What Hinders Economic Growth in the Middle East?
Juliane Brach | German Institute of Global and Area Studies | Sept. 2008
Economically speaking,
Arab states have developed at a strikingly slower pace in the last 20 years
than most other regions in the world. This is particularly true for the Arab Mediterranean, including Jordan, Egypt, Tunisia, Algeria and
Morocco, which have failed to capitalize on their especially advantageous
geo-strategic position "at the crossroads of three continents, with excellent
connections to sea and waterways and in direct proximity to the European Union,
one of the world's economic hubs." In contrast to those states of the sub-Sahara, ethnic fractionalization and
high-burden diseases like AIDS or
Malaria don't play an major role. Those sub-Saharan countries even attract more
foreign direct investment than those in the Arab Mediterranean.
Two arguments
dominate the debate surrounding the constraining factors that hinder economic
development in the Arab Mediterranean: political conflicts and trade barriers.
However, a state-of-the-art
statistical analysis supports the hypothesis that these are only secondary
factors. The primary
obstacles lie elsewhere:
- The limited technological capacities and political economy structures cause the economic stagnation in the Arab Mediterranean.
- The authoritarian governmental structures prevent the utilization of the perfectly good and available Middle Eastern and North African resources.
- The employment of capital and labor resources is inefficient and primarily serves to secure political influence and personal gains.
- International structural adjustment programs and recommendations usually aim their efforts at false targets and, therefore, only make futile attempts to constrain the economic dysfunction.

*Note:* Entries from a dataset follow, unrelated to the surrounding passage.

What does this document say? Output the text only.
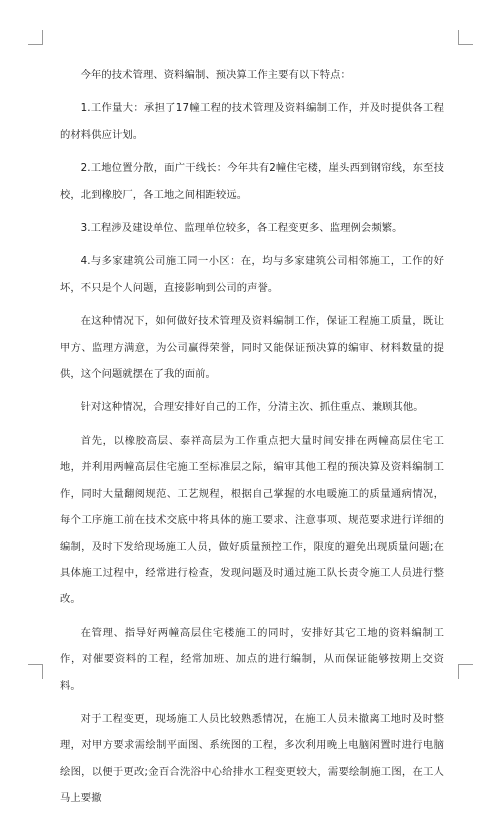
今年的技术管理、资料编制、预决算工作主要有以下特点：

1.工作量大：承担了17幢工程的技术管理及资料编制工作，并及时提供各工程的材料供应计划。

2.工地位置分散，面广干线长：今年共有2幢住宅楼，崖头西到钢帘线，东至技校，北到橡胶厂，各工地之间相距较远。

3.工程涉及建设单位、监理单位较多，各工程变更多、监理例会频繁。

4.与多家建筑公司施工同一小区：在，均与多家建筑公司相邻施工，工作的好坏，不只是个人问题，直接影响到公司的声誉。

在这种情况下，如何做好技术管理及资料编制工作，保证工程施工质量，既让甲方、监理方满意，为公司赢得荣誉，同时又能保证预决算的编审、材料数量的提供，这个问题就摆在了我的面前。

针对这种情况，合理安排好自己的工作，分清主次、抓住重点、兼顾其他。

首先，以橡胶高层、泰祥高层为工作重点把大量时间安排在两幢高层住宅工地，并利用两幢高层住宅施工至标准层之际，编审其他工程的预决算及资料编制工作，同时大量翻阅规范、工艺规程，根据自己掌握的水电暖施工的质量通病情况，每个工序施工前在技术交底中将具体的施工要求、注意事项、规范要求进行详细的编制，及时下发给现场施工人员，做好质量预控工作，限度的避免出现质量问题;在具体施工过程中，经常进行检查，发现问题及时通过施工队长责令施工人员进行整改。

在管理、指导好两幢高层住宅楼施工的同时，安排好其它工地的资料编制工作，对催要资料的工程，经常加班、加点的进行编制，从而保证能够按期上交资料。

对于工程变更，现场施工人员比较熟悉情况，在施工人员未撤离工地时及时整理，对甲方要求需绘制平面图、系统图的工程，多次利用晚上电脑闲置时进行电脑绘图，以便于更改;金百合洗浴中心给排水工程变更较大，需要绘制施工图，在工人马上要撤
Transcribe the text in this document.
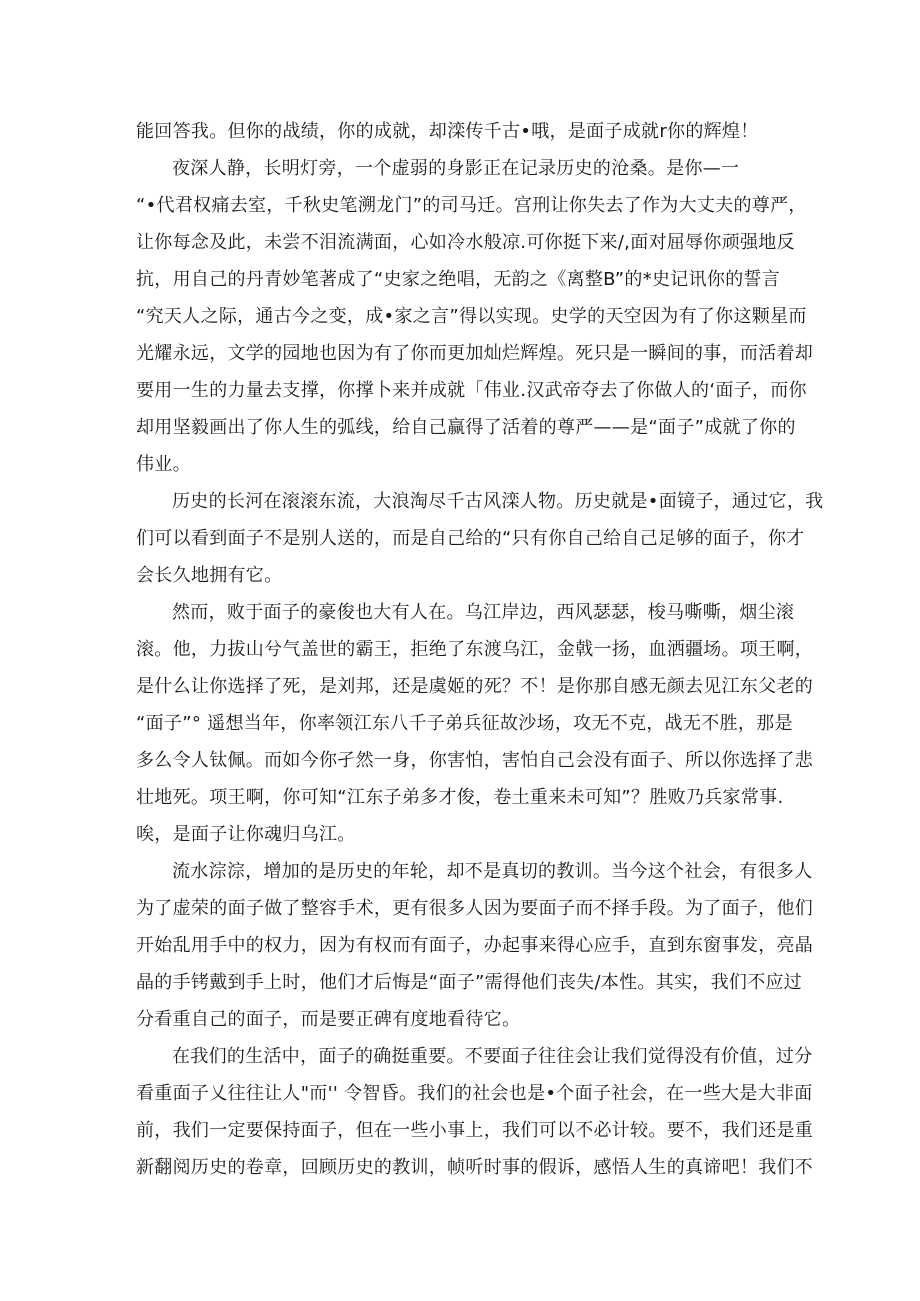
能回答我。但你的战绩，你的成就，却滦传千古•哦，是面子成就r你的辉煌！
夜深人静，长明灯旁，一个虚弱的身影正在记录历史的沧桑。是你—一
“•代君权痛去室，千秋史笔溯龙门”的司马迁。宫刑让你失去了作为大丈夫的尊严，
让你每念及此，未尝不泪流满面，心如冷水般凉.可你挺下来/,面对屈辱你顽强地反
抗，用自己的丹青妙笔著成了“史家之绝唱，无韵之《离整B”的*史记讯你的誓言
“究天人之际，通古今之变，成•家之言”得以实现。史学的天空因为有了你这颗星而
光耀永远，文学的园地也因为有了你而更加灿烂辉煌。死只是一瞬间的事，而活着却
要用一生的力量去支撑，你撑卜来并成就「伟业.汉武帝夺去了你做人的‘面子，而你
却用坚毅画出了你人生的弧线，给自己赢得了活着的尊严——是“面子”成就了你的
伟业。
历史的长河在滚滚东流，大浪淘尽千古风滦人物。历史就是•面镜子，通过它，我
们可以看到面子不是别人送的，而是自己给的“只有你自己给自己足够的面子，你才
会长久地拥有它。
然而，败于面子的豪俊也大有人在。乌江岸边，西风瑟瑟，梭马嘶嘶，烟尘滚
滚。他，力拔山兮气盖世的霸王，拒绝了东渡乌江，金戟一扬，血洒疆场。项王啊，
是什么让你选择了死，是刘邦，还是虞姬的死？不！是你那自感无颜去见江东父老的
“面子”° 遥想当年，你率领江东八千子弟兵征故沙场，攻无不克，战无不胜，那是
多么令人钛佩。而如今你孑然一身，你害怕，害怕自己会没有面子、所以你选择了悲
壮地死。项王啊，你可知“江东子弟多才俊，卷土重来未可知”？胜败乃兵家常事.
唉，是面子让你魂归乌江。
流水淙淙，增加的是历史的年轮，却不是真切的教训。当今这个社会，有很多人
为了虚荣的面子做了整容手术，更有很多人因为要面子而不择手段。为了面子，他们
开始乱用手中的权力，因为有权而有面子，办起事来得心应手，直到东窗事发，亮晶
晶的手铐戴到手上时，他们才后悔是“面子”需得他们丧失/本性。其实，我们不应过
分看重自己的面子，而是要正碑有度地看待它。
在我们的生活中，面子的确挺重要。不要面子往往会让我们觉得没有价值，过分
看重面子乂往往让人"而'' 令智昏。我们的社会也是•个面子社会，在一些大是大非面
前，我们一定要保持面子，但在一些小事上，我们可以不必计较。要不，我们还是重
新翻阅历史的卷章，回顾历史的教训，帧听时事的假诉，感悟人生的真谛吧！我们不
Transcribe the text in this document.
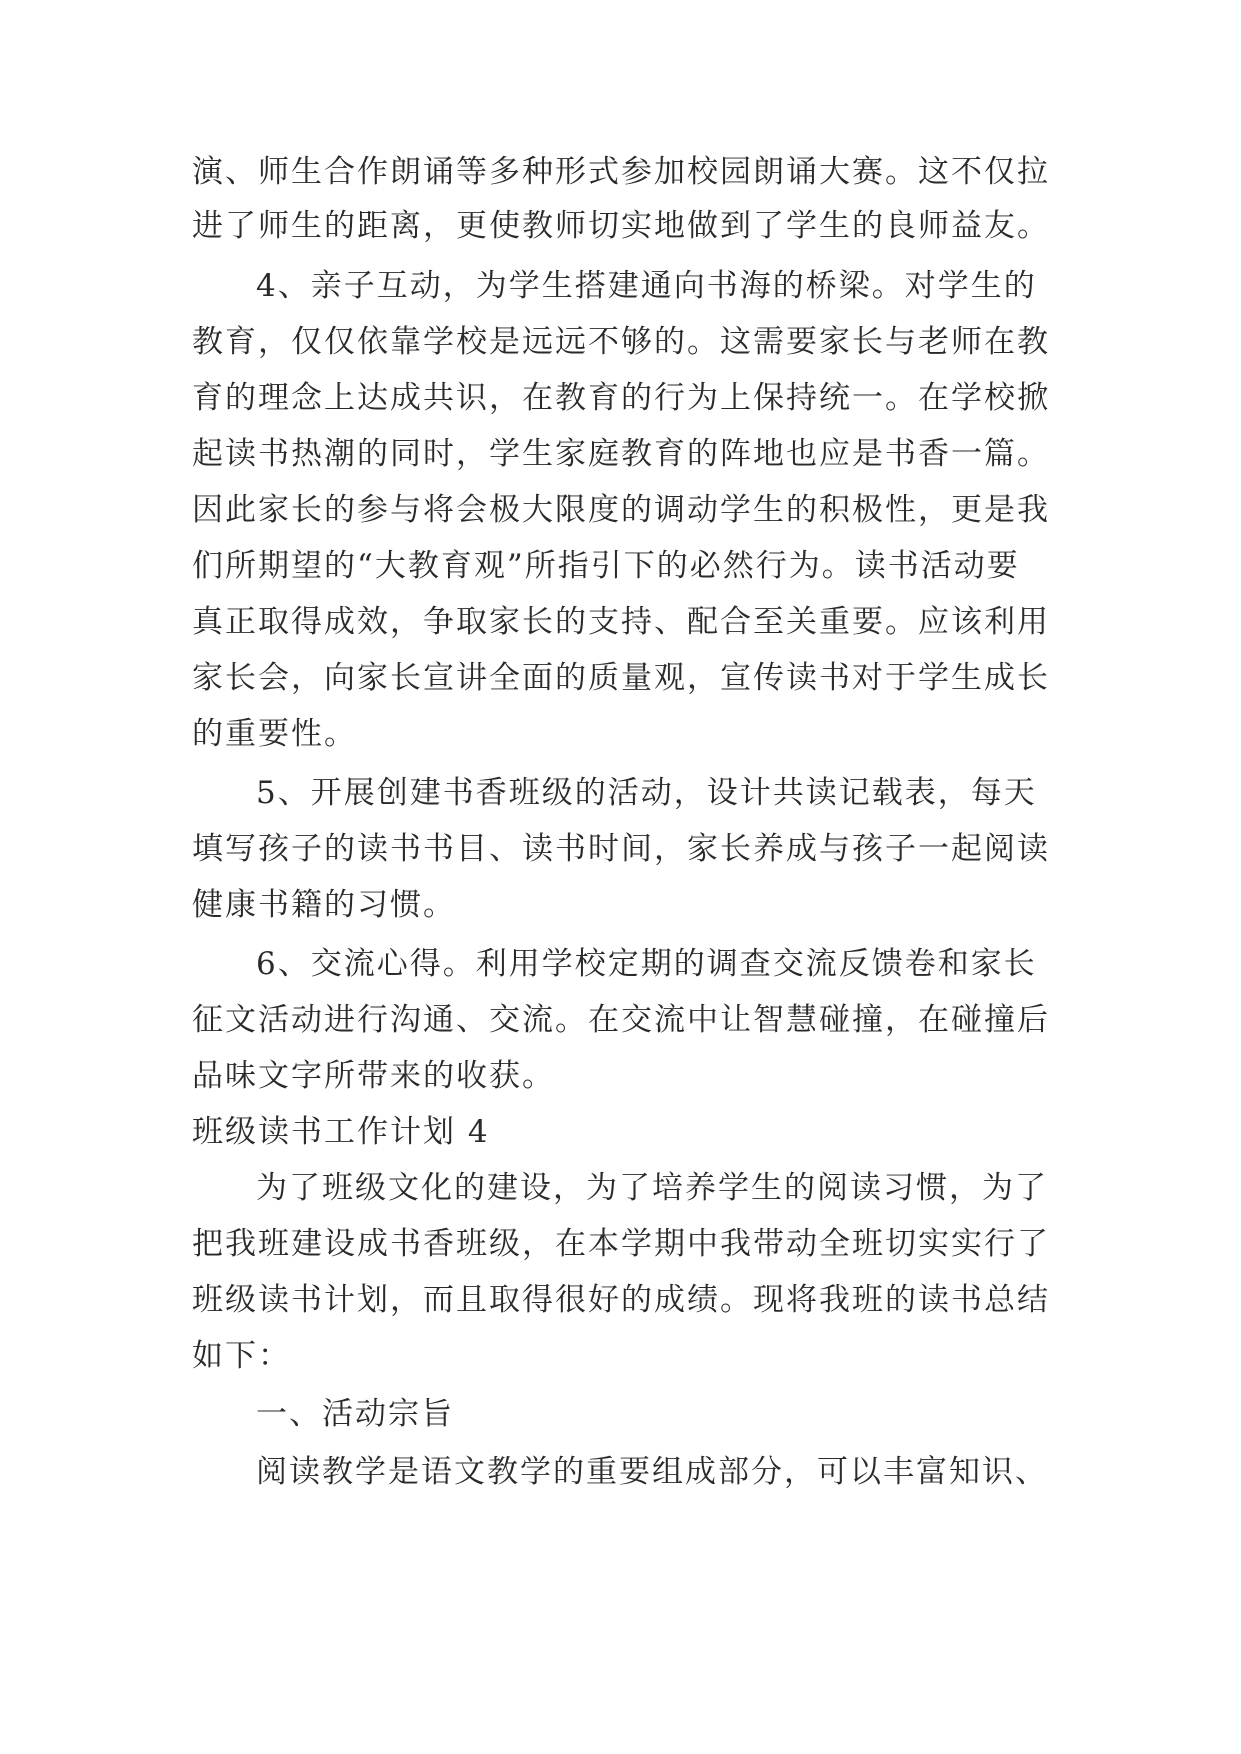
演、师生合作朗诵等多种形式参加校园朗诵大赛。这不仅拉

进了师生的距离，更使教师切实地做到了学生的良师益友。

4、亲子互动，为学生搭建通向书海的桥梁。对学生的

教育，仅仅依靠学校是远远不够的。这需要家长与老师在教

育的理念上达成共识，在教育的行为上保持统一。在学校掀

起读书热潮的同时，学生家庭教育的阵地也应是书香一篇。

因此家长的参与将会极大限度的调动学生的积极性，更是我

们所期望的“大教育观”所指引下的必然行为。读书活动要

真正取得成效，争取家长的支持、配合至关重要。应该利用

家长会，向家长宣讲全面的质量观，宣传读书对于学生成长

的重要性。

5、开展创建书香班级的活动，设计共读记载表，每天

填写孩子的读书书目、读书时间，家长养成与孩子一起阅读

健康书籍的习惯。

6、交流心得。利用学校定期的调查交流反馈卷和家长

征文活动进行沟通、交流。在交流中让智慧碰撞，在碰撞后

品味文字所带来的收获。

班级读书工作计划 4

为了班级文化的建设，为了培养学生的阅读习惯，为了

把我班建设成书香班级，在本学期中我带动全班切实实行了

班级读书计划，而且取得很好的成绩。现将我班的读书总结

如下：

一、活动宗旨

阅读教学是语文教学的重要组成部分，可以丰富知识、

Because authoritarian governments in the Arab Mediterranean are hardly going to change their system any time soon, closing the economic gap between these countries and the rest of the world will most importantly require increasing their technological capacity and making the utilization of existing resources more efficient.
This summary was prepared by the Atlantic Community editorial team from "Constraints to Economic Development and Growth in the Middle East and North Africa" published here by the German Insitute of Global and Area Studies.





Wed, Oct 22nd 2008, 01:30
David
While I believe it true that North Africa has not taken advantage of its location by investing more in foundation structures, there is not information here about the total Middle East.